An example hunt for these specific threat vectors, might leverage our Storyline Active Response (STAR) cloud-based detection and response engine. It allows security teams to create custom rules, automate responses, and enhance threat visibility. STAR empowers enterprises to proactively detect and respond to threats tailored to their unique environments. Below are three examples of SentinelOne detecting real time malicious activities related to SageMaker:



Note that for the above, Purple AI has auto-generated a summary of the alert to speed and increase comprehension, provided community context for the alert, and a quick start into further investigation of the activity in question. As with all alerts, the top panel provides quick navigation for security teams to build a no-code Hyperautomation workflow for future alerts of the same kind.

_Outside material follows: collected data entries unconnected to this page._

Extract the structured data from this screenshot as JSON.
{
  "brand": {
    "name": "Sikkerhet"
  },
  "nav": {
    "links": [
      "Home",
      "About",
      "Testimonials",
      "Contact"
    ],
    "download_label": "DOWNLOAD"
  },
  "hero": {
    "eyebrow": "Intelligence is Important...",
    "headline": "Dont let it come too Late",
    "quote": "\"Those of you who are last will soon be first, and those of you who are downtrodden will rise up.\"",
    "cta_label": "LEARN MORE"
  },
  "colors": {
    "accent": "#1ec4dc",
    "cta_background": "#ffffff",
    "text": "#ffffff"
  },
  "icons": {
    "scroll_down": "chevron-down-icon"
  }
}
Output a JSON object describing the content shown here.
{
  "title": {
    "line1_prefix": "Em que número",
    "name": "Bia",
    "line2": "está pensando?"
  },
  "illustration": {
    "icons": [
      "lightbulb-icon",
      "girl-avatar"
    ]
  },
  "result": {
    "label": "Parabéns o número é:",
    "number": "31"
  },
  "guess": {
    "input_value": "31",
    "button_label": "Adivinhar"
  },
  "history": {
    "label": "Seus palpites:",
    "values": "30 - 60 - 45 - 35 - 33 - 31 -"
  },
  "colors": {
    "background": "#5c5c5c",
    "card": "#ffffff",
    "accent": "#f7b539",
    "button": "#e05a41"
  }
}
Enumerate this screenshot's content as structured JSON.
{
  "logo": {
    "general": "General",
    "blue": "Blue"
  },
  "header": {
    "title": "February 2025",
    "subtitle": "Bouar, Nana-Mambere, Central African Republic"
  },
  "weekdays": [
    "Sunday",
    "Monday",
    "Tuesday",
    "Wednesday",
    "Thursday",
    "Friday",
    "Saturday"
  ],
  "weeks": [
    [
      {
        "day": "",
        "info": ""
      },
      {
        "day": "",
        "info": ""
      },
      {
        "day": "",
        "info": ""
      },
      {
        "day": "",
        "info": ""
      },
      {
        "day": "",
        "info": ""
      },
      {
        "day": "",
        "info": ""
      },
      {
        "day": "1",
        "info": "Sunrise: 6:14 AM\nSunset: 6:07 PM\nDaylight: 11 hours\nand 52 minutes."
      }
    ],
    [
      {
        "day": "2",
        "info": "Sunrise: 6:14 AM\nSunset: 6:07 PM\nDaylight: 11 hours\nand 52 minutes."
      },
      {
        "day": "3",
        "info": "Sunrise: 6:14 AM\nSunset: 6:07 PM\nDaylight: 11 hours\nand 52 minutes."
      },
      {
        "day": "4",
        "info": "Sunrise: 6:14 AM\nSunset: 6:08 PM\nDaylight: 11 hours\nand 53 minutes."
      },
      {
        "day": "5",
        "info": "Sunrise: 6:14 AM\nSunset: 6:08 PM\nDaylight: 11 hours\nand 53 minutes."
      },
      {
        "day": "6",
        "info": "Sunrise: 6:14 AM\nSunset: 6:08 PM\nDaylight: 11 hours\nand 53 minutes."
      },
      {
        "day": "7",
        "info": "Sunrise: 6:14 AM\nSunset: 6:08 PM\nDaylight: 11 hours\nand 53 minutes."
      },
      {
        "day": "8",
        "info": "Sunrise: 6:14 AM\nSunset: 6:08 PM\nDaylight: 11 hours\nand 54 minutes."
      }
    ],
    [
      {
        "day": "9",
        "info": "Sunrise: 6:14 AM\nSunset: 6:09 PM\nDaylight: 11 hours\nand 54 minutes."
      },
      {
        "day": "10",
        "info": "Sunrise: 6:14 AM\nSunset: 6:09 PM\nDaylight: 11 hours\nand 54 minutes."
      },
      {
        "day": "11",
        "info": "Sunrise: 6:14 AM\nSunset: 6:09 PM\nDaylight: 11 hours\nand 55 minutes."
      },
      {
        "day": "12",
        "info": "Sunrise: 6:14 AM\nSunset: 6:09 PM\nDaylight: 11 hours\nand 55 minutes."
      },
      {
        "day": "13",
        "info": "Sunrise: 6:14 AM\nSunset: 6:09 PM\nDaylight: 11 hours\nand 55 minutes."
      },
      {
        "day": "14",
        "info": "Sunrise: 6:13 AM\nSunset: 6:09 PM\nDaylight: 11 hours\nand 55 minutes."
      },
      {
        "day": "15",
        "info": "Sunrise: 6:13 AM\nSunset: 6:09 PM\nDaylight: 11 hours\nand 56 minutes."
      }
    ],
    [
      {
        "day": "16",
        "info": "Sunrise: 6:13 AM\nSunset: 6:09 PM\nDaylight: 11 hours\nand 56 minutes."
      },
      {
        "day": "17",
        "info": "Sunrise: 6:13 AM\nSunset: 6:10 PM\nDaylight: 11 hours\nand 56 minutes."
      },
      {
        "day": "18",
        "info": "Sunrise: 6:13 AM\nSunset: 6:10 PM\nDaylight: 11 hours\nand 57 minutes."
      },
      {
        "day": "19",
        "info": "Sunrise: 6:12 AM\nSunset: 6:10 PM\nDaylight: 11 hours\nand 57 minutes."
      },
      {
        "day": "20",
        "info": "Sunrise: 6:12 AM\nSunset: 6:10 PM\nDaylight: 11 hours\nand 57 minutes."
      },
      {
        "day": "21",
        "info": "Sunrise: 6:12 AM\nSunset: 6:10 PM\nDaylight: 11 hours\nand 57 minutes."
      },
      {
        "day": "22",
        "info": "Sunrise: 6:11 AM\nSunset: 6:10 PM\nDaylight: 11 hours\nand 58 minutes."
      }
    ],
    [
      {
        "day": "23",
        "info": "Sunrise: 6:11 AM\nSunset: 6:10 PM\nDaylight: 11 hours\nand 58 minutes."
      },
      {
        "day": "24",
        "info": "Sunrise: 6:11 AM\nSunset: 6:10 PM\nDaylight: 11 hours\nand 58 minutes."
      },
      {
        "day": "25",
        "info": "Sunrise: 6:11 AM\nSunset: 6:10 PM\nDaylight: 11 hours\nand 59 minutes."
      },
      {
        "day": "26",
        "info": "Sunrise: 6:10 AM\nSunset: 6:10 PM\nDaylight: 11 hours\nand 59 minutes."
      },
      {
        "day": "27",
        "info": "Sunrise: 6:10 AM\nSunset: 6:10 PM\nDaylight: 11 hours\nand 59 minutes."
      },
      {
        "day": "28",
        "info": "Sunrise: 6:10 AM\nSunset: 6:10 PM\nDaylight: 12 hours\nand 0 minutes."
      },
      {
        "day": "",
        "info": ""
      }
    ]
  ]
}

Singularity Cloud Security empowers today’s organizations with AI-driven, automated protection that is tailored to protect dynamic cloud environments. By unifying agentless visibility and real-time workload defense, it reduces complexity while enhancing threat detection and response. Shifting security left, hunting for exploitable risk, and detecting and responding to real-time malicious activity, Singularity Cloud Security provides a layered defense to the threat vectors of today and tomorrow. Businesses can stay agile, secure, and resilient against the fast-evolving cyber risks developing across multi-cloud infrastructures.
Conclusion
In this post, we demonstrated multiple ways to misuse the default attached role in SageMaker’s quick setup configuration, highlighting the security risks inherent in overly permissive IAM policies. While Jupyter notebooks offer a powerful environment for ML development, their default settings can inadvertently expose AWS resources to unintended access. These findings underscore the importance of enforcing least privilege principles, auditing IAM roles, and implementing guardrails such as SCPs, VPC constraints, and custom permissions.
To support a secure and compliant ML infrastructure in AWS, we encourage readers to follow best practices outlined in AWS’s guidance on Identity Management and Network Management for SageMaker.